The key here is the transformation step. You’re taking the raw JSON and crafting a text representation that makes sense for your LLM. You are the context engineer here. Don’t just dump the JSON string; turn it into coherent prose.

The Universal Pitfall: Assuming Clean Data

Here’s the brutal truth none of the documentation shouts loudly enough: Garbage in, garbage out. Your loader fetches bytes. It doesn’t magically fix encoding errors, strip out useless HTML boilerplate, or correct the fact that your PDF is a scanned image with OCR artifacts. A Document object filled with “Lorem Ipsum” layout text from a PDF footer is worse than useless; it actively confuses your model.
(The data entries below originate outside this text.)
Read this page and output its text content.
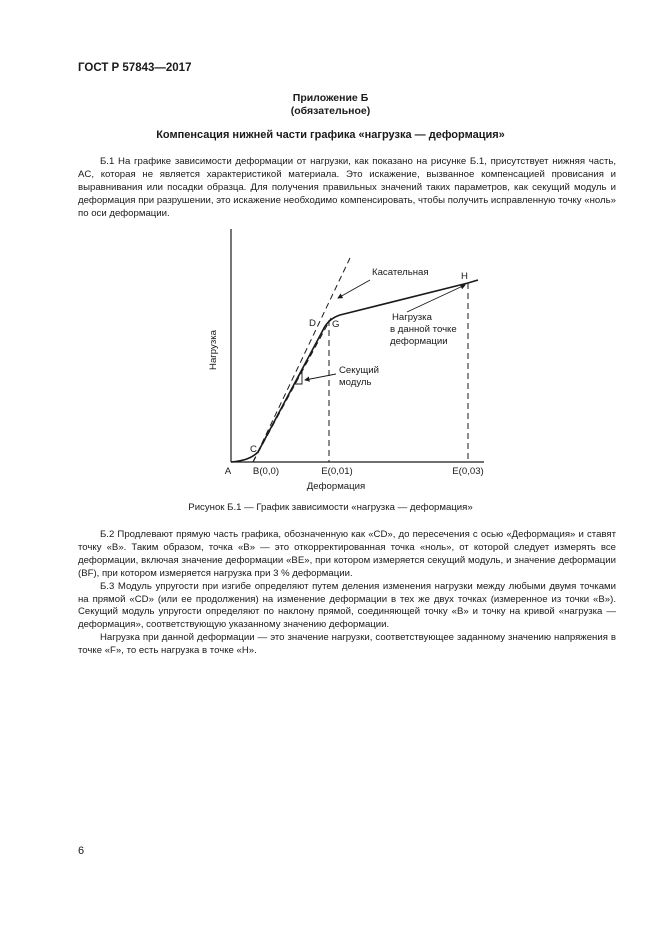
ГОСТ Р 57843—2017
Приложение Б
(обязательное)
Компенсация нижней части графика «нагрузка — деформация»

Б.1 На графике зависимости деформации от нагрузки, как показано на рисунке Б.1, присутствует нижняя часть, AC, которая не является характеристикой материала. Это искажение, вызванное компенсацией провисания и выравнивания или посадки образца. Для получения правильных значений таких параметров, как секущий модуль и деформация при разрушении, это искажение необходимо компенсировать, чтобы получить исправленную точку «ноль» по оси деформации.

Нагрузка
Деформация
A B(0,0)	E(0,01)	E(0,03)
C
D G
H
Касательная
Нагрузка
в данной точке
деформации
Секущий
модуль
Рисунок Б.1 — График зависимости «нагрузка — деформация»

Б.2 Продлевают прямую часть графика, обозначенную как «CD», до пересечения с осью «Деформация» и ставят точку «B». Таким образом, точка «B» — это откорректированная точка «ноль», от которой следует измерять все деформации, включая значение деформации «BE», при котором измеряется секущий модуль, и значение деформации (BF), при котором измеряется нагрузка при 3 % деформации.

Б.3 Модуль упругости при изгибе определяют путем деления изменения нагрузки между любыми двумя точками на прямой «CD» (или ее продолжения) на изменение деформации в тех же двух точках (измеренное из точки «B»). Секущий модуль упругости определяют по наклону прямой, соединяющей точку «B» и точку на кривой «нагрузка — деформация», соответствующую указанному значению деформации.

Нагрузка при данной деформации — это значение нагрузки, соответствующее заданному значению напряжения в точке «F», то есть нагрузка в точке «H».

6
Your best practice is to load a small sample first and look at the .text attribute of your Document objects. Inspect them. Are they clean? Is the information relevant? If not, you need to pre-process your data before it gets to the loader or clean it up immediately after loading. This isn’t optional. It’s the most important step in the entire pipeline.

You’ve now got the data loaded into Document objects. Pat yourself on the back. Then immediately start worrying about how you’re going to split them all up. But that’s a problem for the NodeParser, which is a story for another section.